We further show that the correlation between protein evolution and the number of miRNA binding sites is mediated by functional miRNA binding sites in the 3'UTR region. We do so by generating shuffled miRNAs with permuted nucleotide sequences while keeping the length and base composition unchanged in human. We predicted targets of miRNAs in a similar way as TargetScan - searching for the presence of 8 mer (exact match to positions 2-8 of the mature miRNA followed by an 'A'), 7 mer-m8 (exact match to positions 2-8 of the mature miRNA) and 7 mer-1A (exact match to positions 2-7 of the mature miRNA followed by an 'A') sites that match the seed region of each miRNA. Our results indicate a significant correlation between the number of shuffled miRNAs for a gene and the protein evolution rate (computed as Ka/Ks against mouse), which is expected due to the strong correlation between 3'UTR length and the number of shuffled miRNA binding sites. However, after taking into account the 3'UTR length, the correlation between them is abolished as shown by the partial correlation ρ(ω, N | L) = 0.014 (P > 0.05) indicating that correlation between evolutionary rate and the number of shuffled miRNA binding sites can be fully explained by 3'UTR length.

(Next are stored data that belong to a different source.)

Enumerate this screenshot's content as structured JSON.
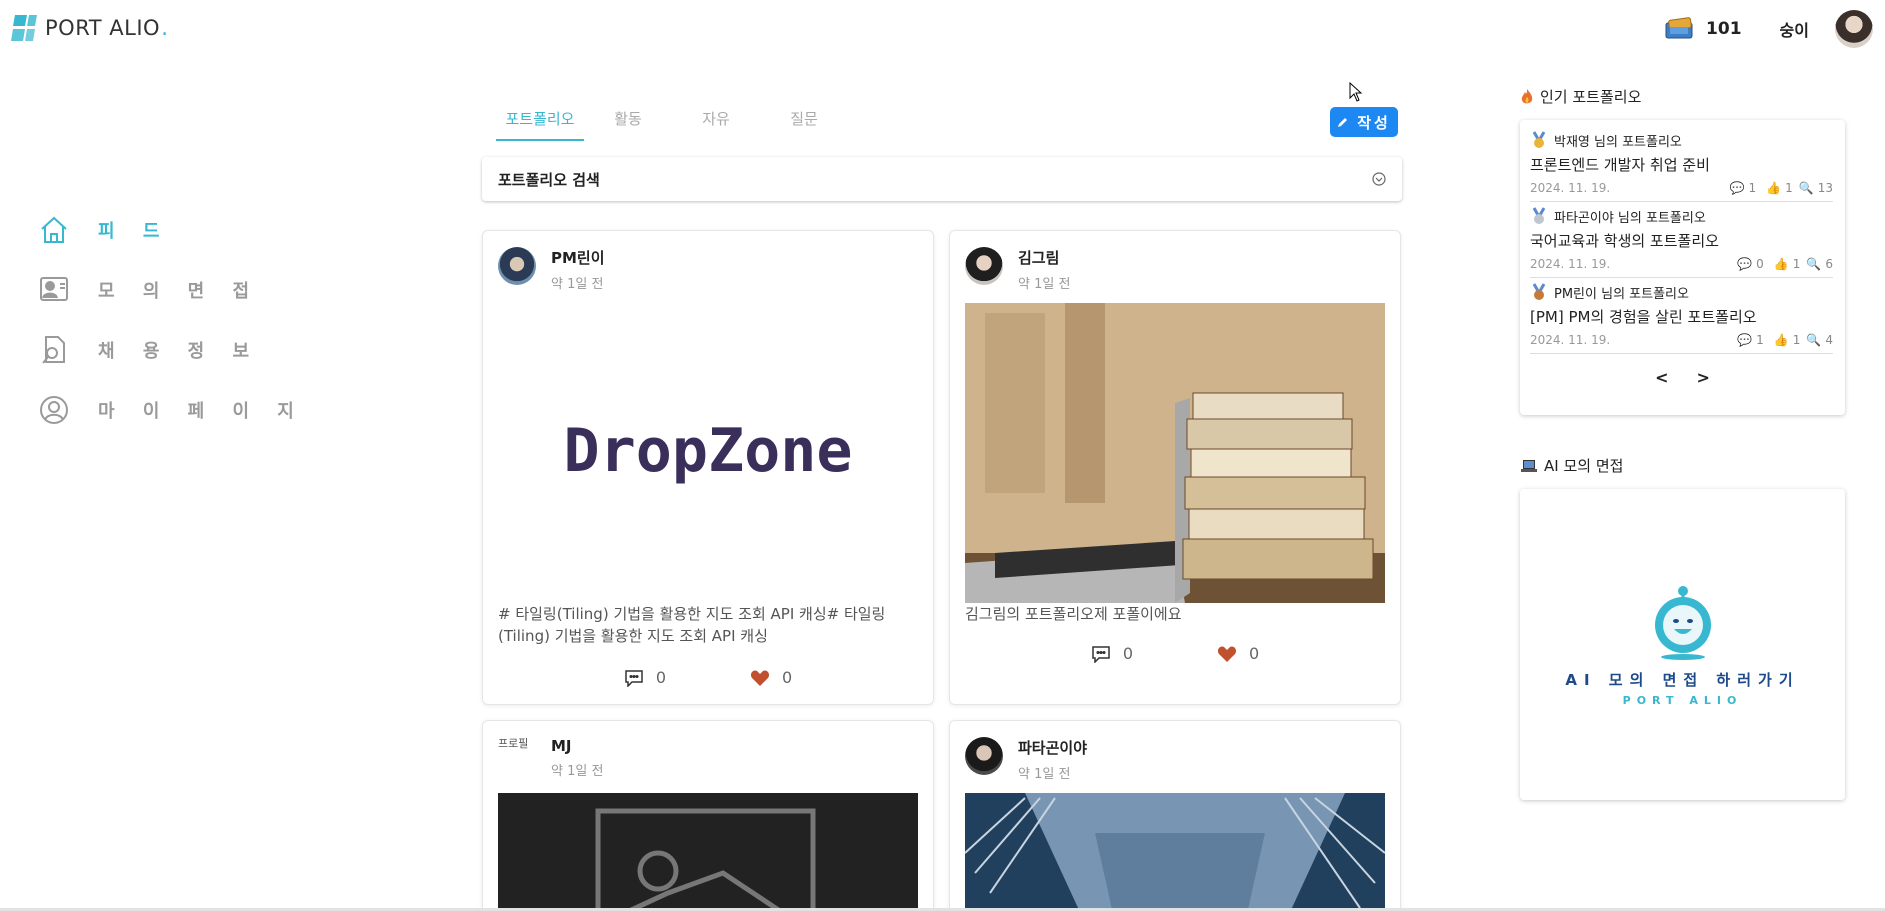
{
  "header": {
    "logo_text": "PORT ALIO",
    "logo_dot": ".",
    "coin_count": "101",
    "username": "숭이"
  },
  "sidebar": {
    "items": [
      {
        "label": "피 드",
        "icon": "home-icon",
        "active": true
      },
      {
        "label": "모 의 면 접",
        "icon": "interview-icon",
        "active": false
      },
      {
        "label": "채 용 정 보",
        "icon": "job-search-icon",
        "active": false
      },
      {
        "label": "마 이 페 이 지",
        "icon": "user-icon",
        "active": false
      }
    ]
  },
  "tabs": [
    "포트폴리오",
    "활동",
    "자유",
    "질문"
  ],
  "write_button": "작성",
  "search": {
    "title": "포트폴리오 검색"
  },
  "cards": [
    {
      "author": "PM린이",
      "time": "약 1일 전",
      "image_text": "DropZone",
      "description": "# 타일링(Tiling) 기법을 활용한 지도 조회 API 캐싱# 타일링(Tiling) 기법을 활용한 지도 조회 API 캐싱",
      "comments": "0",
      "likes": "0"
    },
    {
      "author": "김그림",
      "time": "약 1일 전",
      "description": "김그림의 포트폴리오제 포폴이에요",
      "comments": "0",
      "likes": "0"
    },
    {
      "author": "MJ",
      "time": "약 1일 전",
      "avatar_alt": "프로필"
    },
    {
      "author": "파타곤이야",
      "time": "약 1일 전"
    }
  ],
  "popular": {
    "title": "인기 포트폴리오",
    "items": [
      {
        "medal": "1",
        "owner": "박재영 님의 포트폴리오",
        "title": "프론트엔드 개발자 취업 준비",
        "date": "2024. 11. 19.",
        "comments": "1",
        "likes": "1",
        "views": "13"
      },
      {
        "medal": "2",
        "owner": "파타곤이야 님의 포트폴리오",
        "title": "국어교육과 학생의 포트폴리오",
        "date": "2024. 11. 19.",
        "comments": "0",
        "likes": "1",
        "views": "6"
      },
      {
        "medal": "3",
        "owner": "PM린이 님의 포트폴리오",
        "title": "[PM] PM의 경험을 살린 포트폴리오",
        "date": "2024. 11. 19.",
        "comments": "1",
        "likes": "1",
        "views": "4"
      }
    ],
    "prev": "<",
    "next": ">"
  },
  "ai_interview": {
    "title": "AI 모의 면접",
    "caption": "AI 모의 면접 하러가기",
    "sub": "PORT ALIO"
  },
  "colors": {
    "accent": "#38b8d0",
    "button": "#1d88f2",
    "heart": "#c0502e"
  }
}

Correlation of genetic features with evolutionary rate
We also determined the correlation of protein evolutionary rate (Ka/Ks ratio) with 5 gene features: 5'UTR length, CDS length, cDNA length, first exon length and first intron length. All these features have negative correlation with Ka/Ks ratios showing that more conserved proteins demonstrate higher values of the above features. But a more careful investigation indicated that this anti-correlation is due to the correlation between these features with 3'UTR length. There is only small (with the exception of first intron length) yet moderately significant correlation between them and the protein evolutionary rate after taking 3'UTR length into account as indicated by their partial correlations: -0.058 for 5'UTR, -0.026 for CDS, -0.032 for cDNA, -0.033 for first exon and -0.10 for first intron lengths, respectively. On the other hand, after taking into account these features, the partial correlation between 3'UTR length and Ka/Ks ratio is still considerable: -0.16, -0.16, -0.10, -0.16 and -0.15 when the 5'UTR, CDS, cDNA, first exon and first intron lengths are held constant, respectively. Therefore, it seems that more conserved proteins tend to have longer 3'UTRs and first introns. The correlation between first intron length and protein conservation is interesting and indicates that factors other than miRNA regulation also shape protein evolution.